The general rule that the landowner is also owner of the buildings and structures and the vegetation planted on the land, unless provided for otherwise does not apply to principal properties. They are valid subjects to independent disposal of the ownership rights thereon and therefore enforcement proceedings may involve them on their own. Nevertheless, where the property was not subject to the public auction, the ownership of the buildings and structures is not acquired together with the land by appurtenance. If the facility was not included in the enforcement act of the judicial officer, then there is no conveyance of the ownership of this property to the buyer of the parcel of land.

Similarly to sale arrangements, the assignee of a property in a public auction is transferred all the rights of the debtor to that property. However, public auctions have a complicated factual composition. The objective of the enforcement proceedings is to cash in the debtor’s property in accordance with the provisions of the Code of Civil Procedure concerning real estate enforcement. When the enforcement is focused on the property, the latter has to be precisely described, distrained, evaluated, declared and assigned in the way provided for in the law. The SCC invokes these provisions in its reasoning that where the enforcement proceedings involve only the land, it could not be assumed that the ownership of the buildings or structures thereon would be acquired by appurtenance. This conclusion is in line with Article 63 of the Ownership Act, which reads that it is possible for the building or structure to be owned by a person different from the landowner of the parcel.
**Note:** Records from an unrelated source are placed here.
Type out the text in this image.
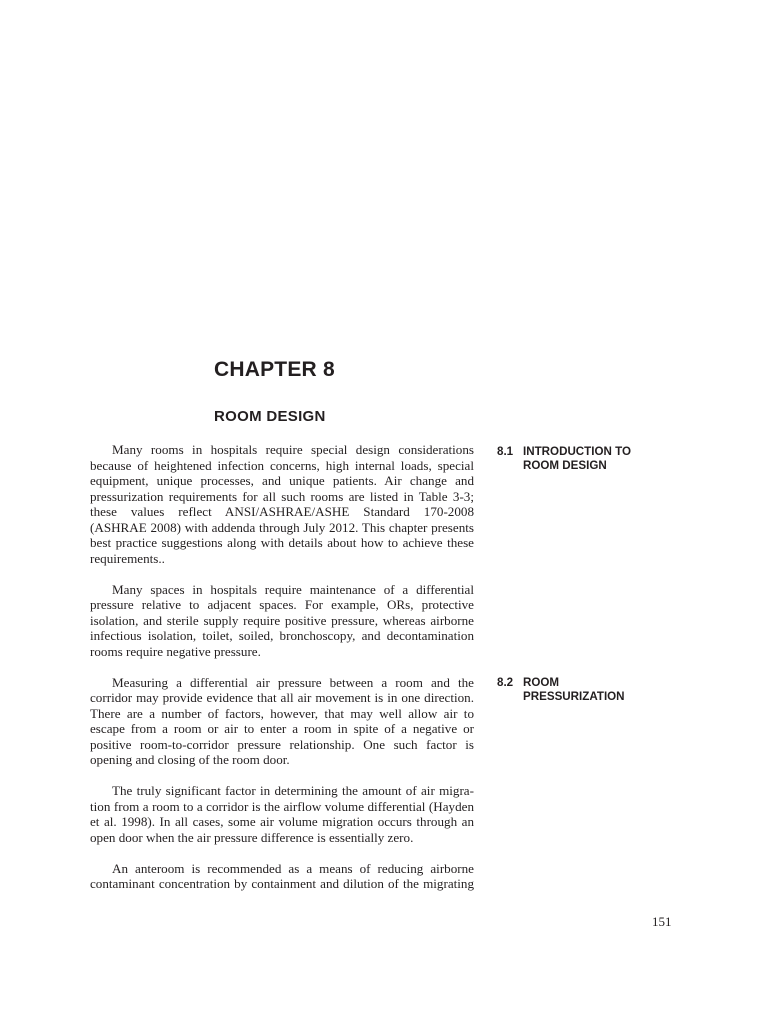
CHAPTER 8
ROOM DESIGN

Many rooms in hospitals require special design considerations because of heightened infection concerns, high internal loads, special equipment, unique processes, and unique patients. Air change and pressurization requirements for all such rooms are listed in Table 3-3; these values reflect ANSI/ASHRAE/ASHE Standard 170-2008 (ASHRAE 2008) with addenda through July 2012. This chapter presents best practice suggestions along with details about how to achieve these requirements..

Many spaces in hospitals require maintenance of a differential pressure relative to adjacent spaces. For example, ORs, protective isolation, and sterile supply require positive pressure, whereas airborne infectious isolation, toilet, soiled, bronchoscopy, and decontamination rooms require negative pressure.

Measuring a differential air pressure between a room and the corridor may provide evidence that all air movement is in one direction. There are a number of factors, however, that may well allow air to escape from a room or air to enter a room in spite of a negative or positive room-to-corridor pressure relationship. One such factor is opening and closing of the room door.

The truly significant factor in determining the amount of air migration from a room to a corridor is the airflow volume differential (Hayden et al. 1998). In all cases, some air volume migration occurs through an open door when the air pressure difference is essentially zero.

An anteroom is recommended as a means of reducing airborne contaminant concentration by containment and dilution of the migrating

8.1 INTRODUCTION TO
ROOM DESIGN
8.2 ROOM
PRESSURIZATION
151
The fate of accessory structures is different in case they do not meet the statutory requirements for a principal building which is an independent facility subject to ownership rights. Such structures are outdoor kitchens, sheds, barns and other household structures. Where it is not an independent facility, the structure generally follows the ownership of the land or the building, as the case may be, to which it is attached. When land is assigned in a public auction, it is acquired together with the accessory structures even when they are not included in the description, distraint and assignment act. The applicable law in this case is Article 92 of the Ownership Act in accordance with which the assignee of the land acquires also the ownership of the structures by appurtenance.